Thomson was selected in December 2011 to referee in the Euro 2012 final stages. He took charge of the group stage matches Portugal–Denmark and Czech Republic–Poland. Thomson was also in charge of a 2014 World Cup qualification match between Romania and the Netherlands on 16 October 2012 in Bucharest.

In March 2013, Thomson refereed a Champions League quarter-final match between Borussia Dortmund and Málaga, which Dortmund won with two late goals. Scottish FA chief executive Stewart Regan spoke in defence of Thomson, saying that he had performed well to earn the high-profile appointment and that the problems in the Borussia Dortmund–Málaga match had been due to his assistants. Thomson hoped to be selected for the 2014 World Cup final stages, but FIFA omitted him from their list of 14 officials for the tournament.

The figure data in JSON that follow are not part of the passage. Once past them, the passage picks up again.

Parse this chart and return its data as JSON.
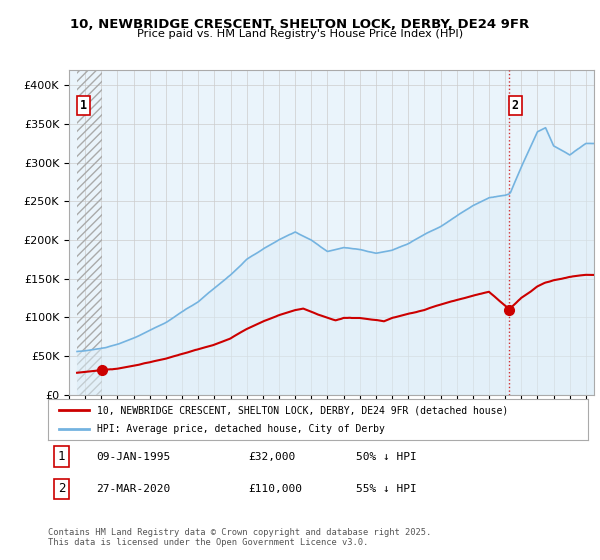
{
  "title": "10, NEWBRIDGE CRESCENT, SHELTON LOCK, DERBY, DE24 9FR",
  "subtitle": "Price paid vs. HM Land Registry's House Price Index (HPI)",
  "xlim_years": [
    1993.5,
    2025.5
  ],
  "ylim": [
    0,
    420000
  ],
  "yticks": [
    0,
    50000,
    100000,
    150000,
    200000,
    250000,
    300000,
    350000,
    400000
  ],
  "ytick_labels": [
    "£0",
    "£50K",
    "£100K",
    "£150K",
    "£200K",
    "£250K",
    "£300K",
    "£350K",
    "£400K"
  ],
  "xticks": [
    1993,
    1994,
    1995,
    1996,
    1997,
    1998,
    1999,
    2000,
    2001,
    2002,
    2003,
    2004,
    2005,
    2006,
    2007,
    2008,
    2009,
    2010,
    2011,
    2012,
    2013,
    2014,
    2015,
    2016,
    2017,
    2018,
    2019,
    2020,
    2021,
    2022,
    2023,
    2024,
    2025
  ],
  "sale1_x": 1995.03,
  "sale1_y": 32000,
  "sale1_label": "1",
  "sale2_x": 2020.24,
  "sale2_y": 110000,
  "sale2_label": "2",
  "hpi_color": "#74b3e0",
  "hpi_fill_color": "#ddeef8",
  "price_color": "#cc0000",
  "hatch_color": "#bbbbbb",
  "background_color": "#ffffff",
  "plot_bg_color": "#eaf4fb",
  "grid_color": "#cccccc",
  "legend_label_price": "10, NEWBRIDGE CRESCENT, SHELTON LOCK, DERBY, DE24 9FR (detached house)",
  "legend_label_hpi": "HPI: Average price, detached house, City of Derby",
  "note1_num": "1",
  "note1_date": "09-JAN-1995",
  "note1_price": "£32,000",
  "note1_hpi": "50% ↓ HPI",
  "note2_num": "2",
  "note2_date": "27-MAR-2020",
  "note2_price": "£110,000",
  "note2_hpi": "55% ↓ HPI",
  "footer": "Contains HM Land Registry data © Crown copyright and database right 2025.\nThis data is licensed under the Open Government Licence v3.0."
}
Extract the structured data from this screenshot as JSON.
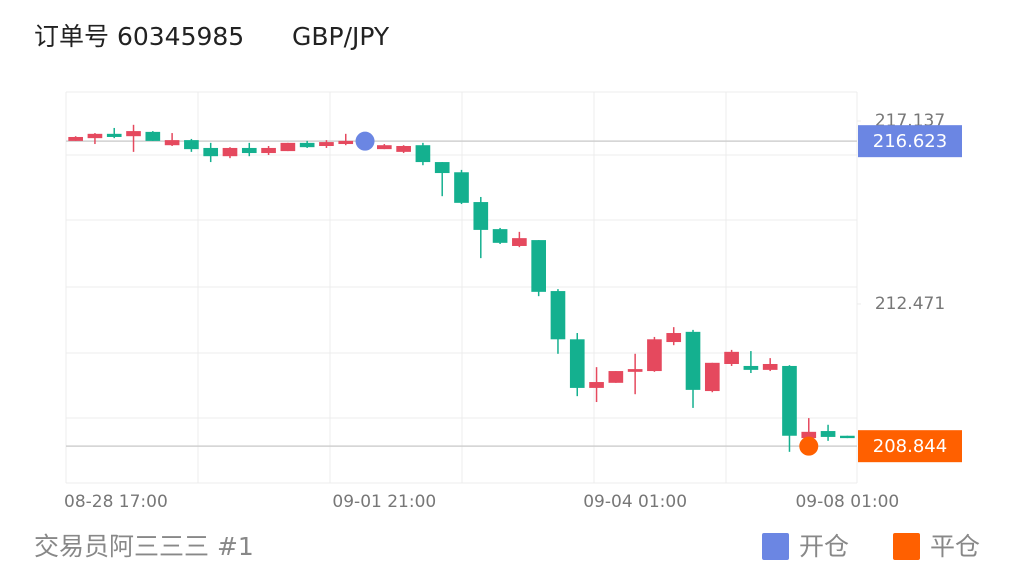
{
  "header": {
    "order": "订单号 60345985",
    "symbol": "GBP/JPY"
  },
  "chart_data": {
    "type": "candlestick",
    "categories": [
      "08-28 17:00",
      null,
      null,
      null,
      null,
      null,
      null,
      null,
      null,
      null,
      null,
      null,
      null,
      null,
      null,
      null,
      "09-01 21:00",
      null,
      null,
      null,
      null,
      null,
      null,
      null,
      null,
      null,
      null,
      null,
      null,
      "09-04 01:00",
      null,
      null,
      null,
      null,
      null,
      null,
      null,
      null,
      null,
      null,
      "09-08 01:00"
    ],
    "open": [
      216.63,
      216.7,
      216.81,
      216.75,
      216.86,
      216.52,
      216.65,
      216.45,
      216.24,
      216.45,
      216.32,
      216.37,
      216.58,
      216.5,
      216.55,
      216.6,
      216.42,
      216.35,
      216.52,
      216.09,
      215.83,
      215.07,
      214.38,
      213.95,
      214.1,
      212.8,
      211.57,
      210.33,
      210.46,
      210.74,
      210.76,
      211.5,
      211.76,
      210.25,
      210.94,
      210.89,
      210.79,
      210.89,
      209.05,
      209.23,
      209.11
    ],
    "high": [
      216.75,
      216.83,
      216.96,
      217.04,
      216.88,
      216.83,
      216.68,
      216.58,
      216.47,
      216.58,
      216.5,
      216.58,
      216.63,
      216.65,
      216.81,
      216.63,
      216.55,
      216.52,
      216.58,
      216.09,
      215.89,
      215.2,
      214.41,
      214.31,
      214.1,
      212.85,
      211.73,
      210.86,
      210.76,
      211.2,
      211.63,
      211.88,
      211.81,
      210.97,
      211.3,
      211.27,
      211.09,
      210.91,
      209.56,
      209.39,
      209.11
    ],
    "low": [
      216.63,
      216.55,
      216.7,
      216.35,
      216.63,
      216.5,
      216.35,
      216.09,
      216.19,
      216.24,
      216.27,
      216.37,
      216.45,
      216.45,
      216.52,
      216.5,
      216.42,
      216.32,
      216.01,
      215.22,
      215.02,
      213.64,
      214.0,
      213.92,
      212.67,
      211.2,
      210.12,
      209.97,
      210.46,
      210.17,
      210.74,
      211.42,
      209.82,
      210.22,
      210.89,
      210.71,
      210.76,
      208.7,
      208.98,
      208.98,
      209.05
    ],
    "close": [
      216.73,
      216.81,
      216.73,
      216.88,
      216.63,
      216.65,
      216.42,
      216.24,
      216.45,
      216.32,
      216.45,
      216.58,
      216.47,
      216.6,
      216.63,
      216.5,
      216.52,
      216.5,
      216.09,
      215.81,
      215.05,
      214.36,
      214.03,
      214.15,
      212.78,
      211.57,
      210.33,
      210.48,
      210.76,
      210.81,
      211.57,
      211.73,
      210.28,
      210.97,
      211.25,
      210.79,
      210.94,
      209.11,
      209.21,
      209.08,
      209.05
    ],
    "up_color": "#e5495e",
    "down_color": "#14b08f",
    "ylim": [
      207.905,
      217.877
    ],
    "yticks": [
      217.137,
      212.471
    ],
    "markers": [
      {
        "name": "开仓",
        "value": 216.623,
        "color": "#6b86e3",
        "index": 15
      },
      {
        "name": "平仓",
        "value": 208.844,
        "color": "#ff6000",
        "index": 38
      }
    ]
  },
  "footer": {
    "trader": "交易员阿三三三 #1"
  }
}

Thomson officiated the 2014 Scottish Cup Final at Celtic Park in Glasgow in which Perth side St Johnstone beat Dundee United 2–0.

He retired from refereeing at the end of the 2018-19 season.

Thomson was appointed Member of the Order of the British Empire (MBE) in the 2020 New Year Honours for services to football and charity in Scotland.

==Life outside football==
Thomson is currently a solicitor who specifies in construction and engineering law.